A Mathematical Theory of Communication

The fundamental problem of communication is that of reproducing at one point either exactly or approximately a message selected at another point.

The move that started everything

Shannon's first act is an act of refusal. He sets meaning aside.

Frequently the messages have meaning [...]. These semantic aspects of communication are irrelevant to the engineering problem.

By declining to ask what a message means, Shannon makes the quantity of information measurable. A message is a selection from a set of possible messages. The more uncertainty resolved by a selection, the more information it carries.

Entropy

For a source emitting symbols with probabilities p_i, the information is the entropy:

H = - Σ p_i log₂ p_i      (bits per symbol)

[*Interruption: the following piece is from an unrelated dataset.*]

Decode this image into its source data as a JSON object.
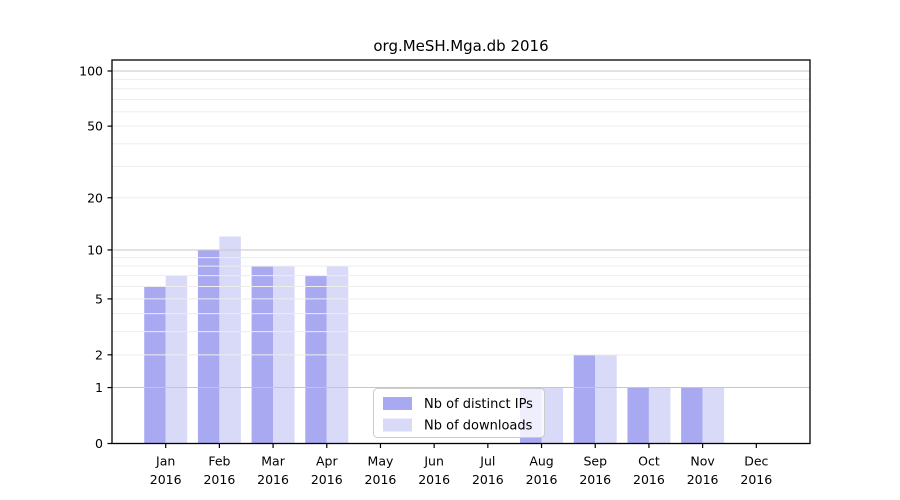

Entropy is maximized when outcomes are equiprobable and collapses to zero when one outcome is certain. It is, exactly, the average surprise of the source, and the floor below which no lossless code can compress.

The channel and its capacity

Every real channel adds noise. Shannon's deepest result, the noisy channel coding theorem, says something that sounded impossible in 1948: reliable communication over a noisy channel is achievable up to a finite rate, the channel capacity, with an error probability as small as you like, provided you encode over long enough blocks.

ConceptWhat it bounds
Entropy HBest possible lossless compression
Capacity CBest possible reliable transmission rate

Below capacity: arbitrarily good. Above capacity: arbitrarily bad. The boundary is sharp.

Why it belongs in every archive

Almost everything digital descends from this paper, modems, compression, cryptography, error-correcting codes in every disk and deep-space probe. Shannon did not improve communication. He drew its outer wall and proved where it stood.